Scientific Data (Jun 2024)
A study on interoperability between two Personal Health Train infrastructures in leukodystrophy data analysis
Abstract
Abstract The development of platforms for distributed analytics has been driven by a growing need to comply with various governance-related or legal constraints. Among these platforms, the so-called Personal Health Train (PHT) is one representative that has emerged over the recent years. However, in projects that require data from sites featuring different PHT infrastructures, institutions are facing challenges emerging from the combination of multiple PHT ecosystems, including data governance, regulatory compliance, or the modification of existing workflows.

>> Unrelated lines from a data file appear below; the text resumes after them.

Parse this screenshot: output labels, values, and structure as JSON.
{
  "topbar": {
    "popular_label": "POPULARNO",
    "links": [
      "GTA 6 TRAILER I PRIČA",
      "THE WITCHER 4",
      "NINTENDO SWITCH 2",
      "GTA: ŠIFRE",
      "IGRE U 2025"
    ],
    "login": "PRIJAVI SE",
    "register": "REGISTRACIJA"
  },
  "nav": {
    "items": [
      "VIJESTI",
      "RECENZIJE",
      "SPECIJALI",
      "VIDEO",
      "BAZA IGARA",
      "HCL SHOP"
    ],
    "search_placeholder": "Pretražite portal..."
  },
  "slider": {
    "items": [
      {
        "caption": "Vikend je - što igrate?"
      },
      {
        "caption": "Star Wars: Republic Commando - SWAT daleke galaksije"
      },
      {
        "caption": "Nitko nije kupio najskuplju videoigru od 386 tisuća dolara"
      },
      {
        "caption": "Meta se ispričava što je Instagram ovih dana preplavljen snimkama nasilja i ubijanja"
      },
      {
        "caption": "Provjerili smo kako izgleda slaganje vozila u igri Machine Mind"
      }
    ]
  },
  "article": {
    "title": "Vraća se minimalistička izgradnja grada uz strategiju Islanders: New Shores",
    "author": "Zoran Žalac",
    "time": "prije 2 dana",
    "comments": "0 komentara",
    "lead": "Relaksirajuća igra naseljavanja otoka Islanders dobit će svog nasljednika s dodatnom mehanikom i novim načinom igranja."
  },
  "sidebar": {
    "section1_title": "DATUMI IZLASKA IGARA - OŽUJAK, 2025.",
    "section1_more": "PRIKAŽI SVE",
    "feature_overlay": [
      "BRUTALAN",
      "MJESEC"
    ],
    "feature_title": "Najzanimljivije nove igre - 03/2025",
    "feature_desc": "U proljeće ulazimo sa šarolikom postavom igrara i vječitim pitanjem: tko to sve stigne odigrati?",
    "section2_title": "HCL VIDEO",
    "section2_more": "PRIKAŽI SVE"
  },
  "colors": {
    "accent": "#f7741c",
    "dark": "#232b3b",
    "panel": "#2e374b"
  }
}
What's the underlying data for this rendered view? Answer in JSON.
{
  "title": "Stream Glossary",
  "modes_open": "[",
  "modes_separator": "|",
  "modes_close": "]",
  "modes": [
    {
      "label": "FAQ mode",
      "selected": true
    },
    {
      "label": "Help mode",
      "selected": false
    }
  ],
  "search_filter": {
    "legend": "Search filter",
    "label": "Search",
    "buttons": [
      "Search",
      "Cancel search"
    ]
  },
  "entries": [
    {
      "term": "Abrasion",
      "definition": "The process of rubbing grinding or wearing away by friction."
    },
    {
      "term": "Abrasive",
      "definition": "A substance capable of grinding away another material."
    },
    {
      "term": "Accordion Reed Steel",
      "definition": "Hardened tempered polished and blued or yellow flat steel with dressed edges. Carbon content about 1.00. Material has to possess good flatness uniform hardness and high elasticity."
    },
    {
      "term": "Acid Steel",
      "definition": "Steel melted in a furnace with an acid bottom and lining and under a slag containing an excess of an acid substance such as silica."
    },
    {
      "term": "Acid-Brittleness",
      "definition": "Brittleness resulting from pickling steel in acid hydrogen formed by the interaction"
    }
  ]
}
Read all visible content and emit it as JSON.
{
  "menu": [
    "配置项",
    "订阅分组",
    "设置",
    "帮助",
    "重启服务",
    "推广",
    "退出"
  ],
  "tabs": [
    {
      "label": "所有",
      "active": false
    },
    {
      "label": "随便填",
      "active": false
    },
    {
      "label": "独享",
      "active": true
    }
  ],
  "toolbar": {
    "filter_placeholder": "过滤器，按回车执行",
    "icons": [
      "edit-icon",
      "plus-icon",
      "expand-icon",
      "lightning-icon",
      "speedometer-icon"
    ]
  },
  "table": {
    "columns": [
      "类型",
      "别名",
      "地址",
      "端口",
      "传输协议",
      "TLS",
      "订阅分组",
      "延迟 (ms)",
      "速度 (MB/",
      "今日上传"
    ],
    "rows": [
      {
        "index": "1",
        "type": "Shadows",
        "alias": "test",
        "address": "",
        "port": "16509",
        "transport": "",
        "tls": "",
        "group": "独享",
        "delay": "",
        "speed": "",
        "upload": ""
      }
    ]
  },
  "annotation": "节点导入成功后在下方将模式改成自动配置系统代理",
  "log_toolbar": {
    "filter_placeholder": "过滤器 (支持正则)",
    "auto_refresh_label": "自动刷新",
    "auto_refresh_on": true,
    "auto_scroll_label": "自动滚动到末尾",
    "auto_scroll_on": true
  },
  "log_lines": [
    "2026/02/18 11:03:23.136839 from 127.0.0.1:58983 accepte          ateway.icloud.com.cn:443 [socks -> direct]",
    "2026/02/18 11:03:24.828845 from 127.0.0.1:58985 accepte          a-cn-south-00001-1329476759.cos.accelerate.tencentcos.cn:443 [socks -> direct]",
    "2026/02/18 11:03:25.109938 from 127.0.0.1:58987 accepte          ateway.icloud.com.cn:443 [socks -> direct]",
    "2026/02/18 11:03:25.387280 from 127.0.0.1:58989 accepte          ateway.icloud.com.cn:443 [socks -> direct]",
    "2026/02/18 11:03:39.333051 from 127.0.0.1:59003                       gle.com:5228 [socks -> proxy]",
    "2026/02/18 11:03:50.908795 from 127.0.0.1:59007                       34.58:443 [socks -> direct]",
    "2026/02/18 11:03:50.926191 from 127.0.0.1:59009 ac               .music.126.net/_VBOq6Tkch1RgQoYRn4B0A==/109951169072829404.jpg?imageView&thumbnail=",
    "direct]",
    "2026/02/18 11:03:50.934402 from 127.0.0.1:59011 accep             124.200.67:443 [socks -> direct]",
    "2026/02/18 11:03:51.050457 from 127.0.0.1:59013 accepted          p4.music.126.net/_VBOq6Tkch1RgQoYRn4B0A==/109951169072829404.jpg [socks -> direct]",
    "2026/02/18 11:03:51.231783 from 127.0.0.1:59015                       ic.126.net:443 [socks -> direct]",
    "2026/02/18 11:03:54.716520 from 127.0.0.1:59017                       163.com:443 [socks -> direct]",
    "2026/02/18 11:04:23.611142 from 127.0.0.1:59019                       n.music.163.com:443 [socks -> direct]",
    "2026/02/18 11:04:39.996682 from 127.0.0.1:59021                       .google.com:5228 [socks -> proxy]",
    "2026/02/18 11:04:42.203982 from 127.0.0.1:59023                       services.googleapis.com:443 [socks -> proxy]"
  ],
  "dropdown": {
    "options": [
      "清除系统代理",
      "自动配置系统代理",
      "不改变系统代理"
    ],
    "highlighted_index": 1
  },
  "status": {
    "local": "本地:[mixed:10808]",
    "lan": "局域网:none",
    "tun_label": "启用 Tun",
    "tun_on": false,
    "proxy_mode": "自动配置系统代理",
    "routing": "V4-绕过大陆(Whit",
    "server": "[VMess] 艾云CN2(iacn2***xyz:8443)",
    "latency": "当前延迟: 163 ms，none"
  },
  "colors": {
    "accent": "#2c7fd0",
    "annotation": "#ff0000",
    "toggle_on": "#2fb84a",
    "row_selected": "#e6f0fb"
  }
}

In these scenarios, the interoperability of the platforms is preferable. In this work, we introduce a conceptual framework for the technical interoperability of the PHT covering five essential requirements: Data integration, unified station identifiers, mutual metadata, aligned security protocols, and business logic. We evaluated our concept in a feasibility study that involves two distinct PHT infrastructures: PHT-meDIC and PADME. We analyzed data on leukodystrophy from patients in the University Hospitals of Tübingen and Leipzig, and patients with differential diagnoses at the University Hospital Aachen. The results of our study demonstrate the technical interoperability between these two PHT infrastructures, allowing researchers to perform analyses across the participating institutions. Our method is more space-efficient compared to the multi-homing strategy, and it shows only a minimal time overhead.